The apparent assassination of five Dallas police officers and the wounding of six others greeted my news-cruise this morning and without even thinking, I felt I positively knew why and how it had happened. How much shit can the black community eat before someone says "Enough!" and opens fire? Wouldn't I? You bet I would... or at least I imagine it. Of course there is no "black community" any more than there are nothing but "Arabs" in the Middle East. There are people who find connections between one white-police-on-community-black killing and the next. I have no doubt that the stunned silence I feel extends to many of those who, like me, feel a lightning flash of understanding and agreement: If you piss in my face long enough, at what point do I piss back?
Protests were held in several other cities [besides Dallas] across the country Thursday night after a Minnesota officer on Wednesday fatally shot Philando Castile while he was in a car with a woman and a child. The aftermath of the shooting was livestreamed in a widely shared Facebook video. A day earlier, Alton Sterling was shot in Louisiana after being pinned to the pavement by two white officers. That, too, was captured on a cellphone video.
Imagine is Donald Trump were president.

Was it just yesterday -- yes it was -- that I told a friend about my National Guard son's upcoming gun class -- the one that would allow him to carry a weapon. And I said to my friend that perhaps I would ask my son to provide a shotgun to be on hand around the house. Why? Because I sense a war in which the good guys, the ones who might be charged with keeping me and mine safe, could be employed to suppress the otherwise law-abiding ... irrespective of color. Is this the best solution? Am I some National Rifle Association enthusiast/nut job. I don't feel that way, but history proves that where central authority feels its foundations tremble, it is likely to deploy the troops at its disposal ... not to assure civil society so much as to protect the confines of authority and power. Consider the Bonus Army of 1932. Consider the labor upheavals in the late 19th and early 20th century. The cops were employed on behalf of the employers. Civil society was a term employed by a well-manicured and decidedly uncivil group.

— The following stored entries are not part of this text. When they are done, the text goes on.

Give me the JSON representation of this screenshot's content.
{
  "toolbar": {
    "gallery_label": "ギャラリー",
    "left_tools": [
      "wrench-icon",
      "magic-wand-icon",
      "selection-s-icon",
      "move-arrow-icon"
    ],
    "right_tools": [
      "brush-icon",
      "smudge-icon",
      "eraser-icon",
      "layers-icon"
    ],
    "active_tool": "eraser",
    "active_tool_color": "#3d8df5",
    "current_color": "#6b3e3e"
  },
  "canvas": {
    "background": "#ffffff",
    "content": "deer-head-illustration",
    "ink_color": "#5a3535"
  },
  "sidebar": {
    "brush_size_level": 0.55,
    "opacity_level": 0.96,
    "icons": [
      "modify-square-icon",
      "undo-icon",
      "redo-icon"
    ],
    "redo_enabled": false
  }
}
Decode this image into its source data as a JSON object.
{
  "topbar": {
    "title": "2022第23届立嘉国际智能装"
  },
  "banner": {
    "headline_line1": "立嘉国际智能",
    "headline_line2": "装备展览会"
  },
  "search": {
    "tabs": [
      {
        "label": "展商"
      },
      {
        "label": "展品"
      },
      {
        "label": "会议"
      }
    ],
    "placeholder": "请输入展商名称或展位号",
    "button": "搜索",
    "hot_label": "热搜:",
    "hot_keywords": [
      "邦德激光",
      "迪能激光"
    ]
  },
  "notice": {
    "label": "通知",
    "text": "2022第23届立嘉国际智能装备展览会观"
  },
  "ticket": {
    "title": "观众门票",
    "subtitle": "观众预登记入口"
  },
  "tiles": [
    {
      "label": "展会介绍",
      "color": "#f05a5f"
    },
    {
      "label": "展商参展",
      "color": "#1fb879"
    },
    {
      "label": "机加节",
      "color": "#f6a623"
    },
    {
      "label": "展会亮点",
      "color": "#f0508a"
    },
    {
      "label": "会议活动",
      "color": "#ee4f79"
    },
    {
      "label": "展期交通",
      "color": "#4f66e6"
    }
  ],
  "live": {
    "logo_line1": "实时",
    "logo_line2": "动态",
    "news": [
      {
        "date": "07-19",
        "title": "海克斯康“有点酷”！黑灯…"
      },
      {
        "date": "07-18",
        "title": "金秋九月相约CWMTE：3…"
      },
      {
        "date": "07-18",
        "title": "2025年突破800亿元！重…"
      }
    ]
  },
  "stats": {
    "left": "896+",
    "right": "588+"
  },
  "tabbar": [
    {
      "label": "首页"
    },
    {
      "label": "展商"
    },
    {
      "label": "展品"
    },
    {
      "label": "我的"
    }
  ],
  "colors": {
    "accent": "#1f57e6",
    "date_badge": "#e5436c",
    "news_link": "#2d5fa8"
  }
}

"Fuck you!" is hardly a civil argument, let alone a fruitful rejoinder. But where recourse dwindles, maybe a shotgun is not as stupid as it sounds. As the comic-strip character Pogo once observed, "We have met the enemy and he is us."

1 comment:

  1. You can try to protect your self and family, but we are outgunned in spite of our numbers. And returning from the wars we have battle hardened volunteers, the majority of whom drank the kool-aid before the official indoctrination.

    We all feel that it's fair to shoot a burglar or robber to protect our stuff, even though the law speaks to the defense of life. And bankers and landlords of the 1% sort feel the same way. They will utilize our trained military and police to protect their wealth from fair wages among other things.